Fig. 1. Effects of anti-alpha q/11, anti-alpha 13 antibodies and anti-alpha 12, anti-alpha 13 antisera on the AII-induced stimulation of the Ca2+ channel current. Ca2+ channel current (measured with the whole-cell mode of the patch clamp) was evoked by a depolarization to 0 mV from a holding potential of -60 mV. A, Ca2+ channel current under control conditions (1) and after dialysis (for 8 min) of 10 µg/ml anti-alpha 13 antibody (2) or boiled (95 °C for 30 min) anti-alpha 13 antibody (3) before (a) and during the application of 10 nM AII (b). B, compiled data showing the effects of anti-alpha q/11 antibody (Ab) (15 µg/ml), anti-alpha 12 antiserum (AS) (1:100 and 1:50), anti-alpha 13 antiserum (1:100), anti-alpha 13 antibody (10 µg/ml), and boiled anti-alpha 13 antibody (10 µg/ml) on AII-induced stimulation of Ca2+ channel currents, expressed as a fraction of the current amplitude before stimulation (I/Ic). Results are means ± S.E. obtained from three different cell batches. In parentheses: number of cells tested. [star], values significantly different from control values (p < 0.05). External solution contained 5 mM Ba2+ and 100 nM CGP 42112A.
[View Larger Version of this Image (19K GIF file)]

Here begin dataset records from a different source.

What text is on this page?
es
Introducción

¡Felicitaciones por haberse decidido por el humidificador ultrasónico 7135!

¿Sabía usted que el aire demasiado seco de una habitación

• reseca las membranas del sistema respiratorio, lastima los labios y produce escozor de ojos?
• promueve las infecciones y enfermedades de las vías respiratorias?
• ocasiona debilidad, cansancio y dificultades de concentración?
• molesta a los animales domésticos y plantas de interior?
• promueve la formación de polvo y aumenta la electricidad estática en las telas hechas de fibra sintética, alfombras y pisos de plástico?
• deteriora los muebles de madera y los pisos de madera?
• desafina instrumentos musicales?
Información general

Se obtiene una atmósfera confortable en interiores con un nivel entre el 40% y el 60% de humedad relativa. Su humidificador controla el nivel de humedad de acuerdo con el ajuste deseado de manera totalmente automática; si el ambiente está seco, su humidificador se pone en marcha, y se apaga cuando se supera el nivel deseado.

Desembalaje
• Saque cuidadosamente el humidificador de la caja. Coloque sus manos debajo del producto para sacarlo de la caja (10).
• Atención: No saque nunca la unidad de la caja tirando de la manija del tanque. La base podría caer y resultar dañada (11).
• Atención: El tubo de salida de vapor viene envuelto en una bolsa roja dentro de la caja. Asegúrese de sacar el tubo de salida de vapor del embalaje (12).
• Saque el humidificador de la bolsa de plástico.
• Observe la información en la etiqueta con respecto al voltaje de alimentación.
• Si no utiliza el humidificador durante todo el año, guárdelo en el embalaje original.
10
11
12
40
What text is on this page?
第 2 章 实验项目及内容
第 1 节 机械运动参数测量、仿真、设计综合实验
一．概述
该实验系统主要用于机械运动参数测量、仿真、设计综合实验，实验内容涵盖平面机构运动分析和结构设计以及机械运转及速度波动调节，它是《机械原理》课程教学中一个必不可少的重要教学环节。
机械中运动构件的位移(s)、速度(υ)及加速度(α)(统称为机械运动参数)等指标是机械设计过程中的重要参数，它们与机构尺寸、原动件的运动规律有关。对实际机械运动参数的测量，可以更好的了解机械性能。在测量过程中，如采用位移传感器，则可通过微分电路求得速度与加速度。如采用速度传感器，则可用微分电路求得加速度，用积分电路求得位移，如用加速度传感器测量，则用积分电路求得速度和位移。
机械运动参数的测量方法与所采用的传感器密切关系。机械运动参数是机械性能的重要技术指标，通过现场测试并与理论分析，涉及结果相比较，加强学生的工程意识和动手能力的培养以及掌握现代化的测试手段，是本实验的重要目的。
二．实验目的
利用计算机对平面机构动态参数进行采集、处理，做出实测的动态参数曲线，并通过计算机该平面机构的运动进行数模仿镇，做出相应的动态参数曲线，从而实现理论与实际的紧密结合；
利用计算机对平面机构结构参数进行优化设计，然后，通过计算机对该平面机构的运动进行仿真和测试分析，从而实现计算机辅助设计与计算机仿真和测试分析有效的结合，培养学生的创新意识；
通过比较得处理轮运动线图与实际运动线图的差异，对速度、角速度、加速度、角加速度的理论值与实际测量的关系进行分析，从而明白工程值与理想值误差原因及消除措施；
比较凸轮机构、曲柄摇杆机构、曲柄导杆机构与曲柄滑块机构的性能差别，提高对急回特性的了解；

Fig. 2. Effects of carboxyl-terminal Galpha q/11 and Galpha 13 peptides on the AII-induced stimulation of Ca2+ channel current. Ca2+ channel current (measured with the whole-cell mode of the patch clamp) was evoked by a depolarization to 0 mV from a holding potential of -60 mV. A, Ca2+ channel current under control conditions (1) and after dialysis of 0.1 µg/ml alpha 13 peptide (2) or 1 µg/ml alpha q/11 peptide (3) for 7-8 min before (a) and during application of 10 nM AII (b). B, compiled data showing the effects of increasing concentrations of alpha 13 peptide and of alpha q/11 peptide on AII-induced stimulation of Ca2+ channel currents, expressed as a fraction of the current amplitude before stimulation (I/Ic). Results are means ± S.E. obtained from two different cell batches. In parentheses: number of cells tested. [star], values significantly different from control values (p < 0.05). External solution contained 5 mM Ba2+ and 100 nM CGP 42112A.
[View Larger Version of this Image (18K GIF file)]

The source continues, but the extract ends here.